Turhan, kamu özel sektör iş birliği yöntemiyle yapacakları
yüksek standartlı ve yüksek maliyetli projelerin yatırım kararını almadan önce
projeye ilişkin ekonomik ve finansal analizler yaptıklarını
anlatarak, projeleri çok daha kısa sürede vatandaşların hizmetine sunarak
da ekonomik gelişimin ivmesini artırdıklarını belirtti.
"Kazanan
milletimiz olacak, devletimiz olacak"
Karayolları gibi demiryollarını da sürdürülebilir kalkınma
hamlelerinin en önemli halkalarından biri olarak gördüklerini ifade eden Turhan,
demiryolu sektörüne yapılan yatırımlar hakkında bilgi verdi.
Türk sivil havacılığında da tarihi başarılara imza
attıklarını anlatan Turhan, hava ulaşımında örnek alınan bir ülke
olduklarını kaydetti.
Bilişim sektörüne ilişkin bilgiler de veren Turhan, Türkiye'de
internet kullanım oranının 2023'te yüzde 75'ten yüzde 80'e
çıkaracaklarını bildirdi.
Uçtan uca yerli ve milli 5G haberleşme teknolojilerinin
geliştirilmesi için özellikle kritik altyapılarla ilgili üretim çalışmalarının
devam ettiğini aktaran Bakan Turhan, "Hedefimiz 2020 haziranında
yerli ve milli 5G denemelerine başlamak. Bizim işimiz ülkemiz için
üretilen iş ve aşın ulaşım ve haberleşme alanındaki altyapısını
oluşturmak. Bugüne kadar bu konularda önemli mesafeler aldığımız
ortada." değerlendirmesinde bulundu.
"Kanal
İstanbul'da seneye kazmayı vuracağız"
Bakan Turhan, İstanbul Boğazı'na alternatif
sağlayacak mal ve can güvenliğinin teminatı olacak Kanal İstanbul'un tüm
hazırlıklarının bitmek üzere olduğunu dile getirerek, şu ifadeleri kullandı:
"Önümüzdeki yıl kazmayı vuracağız ancak ezberciler
yine sahnede.
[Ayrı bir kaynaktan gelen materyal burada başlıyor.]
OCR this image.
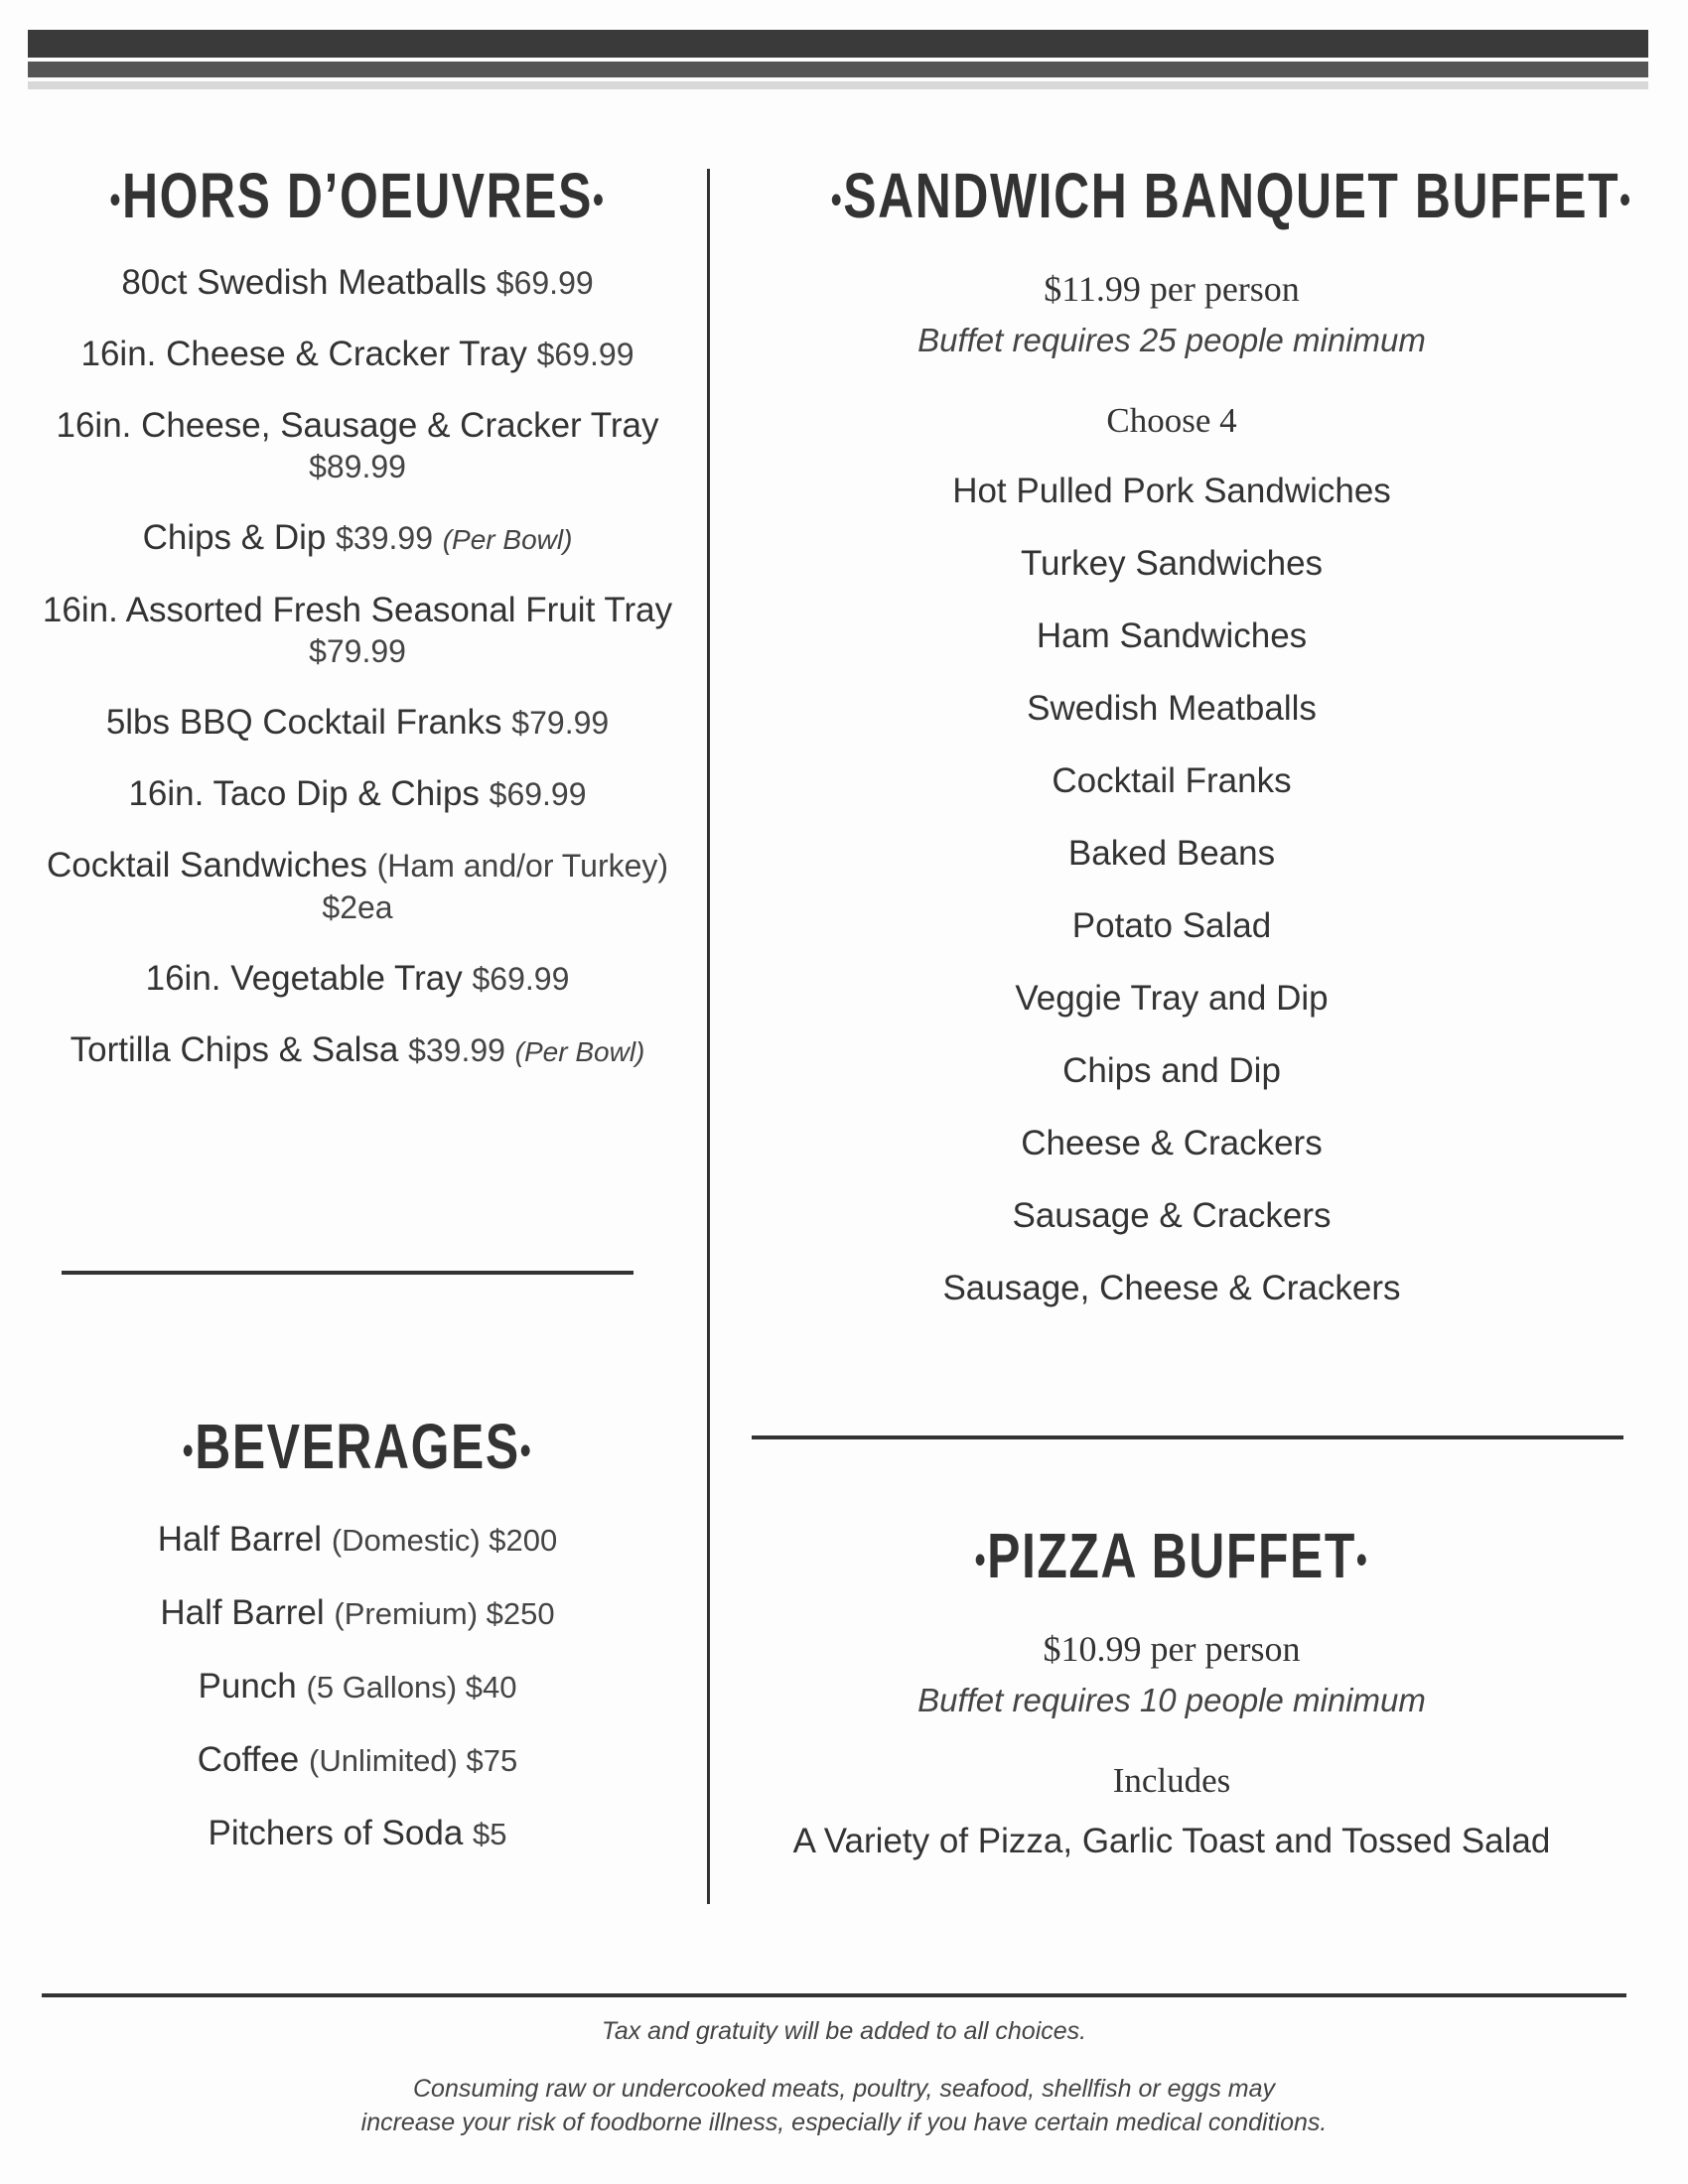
•HORS D’OEUVRES•
80ct Swedish Meatballs $69.99
16in. Cheese & Cracker Tray $69.99
16in. Cheese, Sausage & Cracker Tray $89.99
Chips & Dip $39.99 (Per Bowl)
16in. Assorted Fresh Seasonal Fruit Tray $79.99
5lbs BBQ Cocktail Franks $79.99
16in. Taco Dip & Chips $69.99
Cocktail Sandwiches (Ham and/or Turkey) $2ea
16in. Vegetable Tray $69.99
Tortilla Chips & Salsa $39.99 (Per Bowl)
•BEVERAGES•
Half Barrel (Domestic) $200
Half Barrel (Premium) $250
Punch (5 Gallons) $40
Coffee (Unlimited) $75
Pitchers of Soda $5
•SANDWICH BANQUET BUFFET•
$11.99 per person
Buffet requires 25 people minimum
Choose 4
Hot Pulled Pork Sandwiches
Turkey Sandwiches
Ham Sandwiches
Swedish Meatballs
Cocktail Franks
Baked Beans
Potato Salad
Veggie Tray and Dip
Chips and Dip
Cheese & Crackers
Sausage & Crackers
Sausage, Cheese & Crackers
•PIZZA BUFFET•
$10.99 per person
Buffet requires 10 people minimum
Includes
A Variety of Pizza, Garlic Toast and Tossed Salad
Tax and gratuity will be added to all choices.
Consuming raw or undercooked meats, poultry, seafood, shellfish or eggs may
increase your risk of foodborne illness, especially if you have certain medical conditions.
Kanal İstanbul olursa, şöyle sakıncalar var, çevre zarar görür.
Bu gibi söylemlere kulak asmıyoruz. İşi depremle irtibatlandıranlar, Kanal
İstanbul deprem hatlarını tetiklermiş, diyenler... Tam bir kara mizah
hali. Bir kısmının derdi çok daha başka. Dertleri aslında samimi eleştiri
değil, siyasi prim elde etmek. Geçmişte bunun nice örneklerini gördük. Ancak
yüce milletimiz bunların hesabını en iyi şekilde gördü. Siyasi ufukları da
pratikleri de AK Parti hükümetlerinin eserlerini kötülemek üzerine kurulu.
Bunlar ne derse desinler, biz işimize bakacağız. İşimiz, milletimizin
aşını çoğaltmak, yollarını aydınlatmak, yarınlarına güvenle çıkmasını sağlamaktır."
Turhan, yapılacak çok iş olduğuna işaret ederek, bunları
hep birlikte gerçekleştireceklerini bildirdi. İnşaat sanayinin bu dönemde altın
çağını yaşadığını dile getiren Turhan, "Önünüzü açmaya, projeler
ortaya koymaya, ufkunuzu genişletmeye devam edeceğiz." dedi.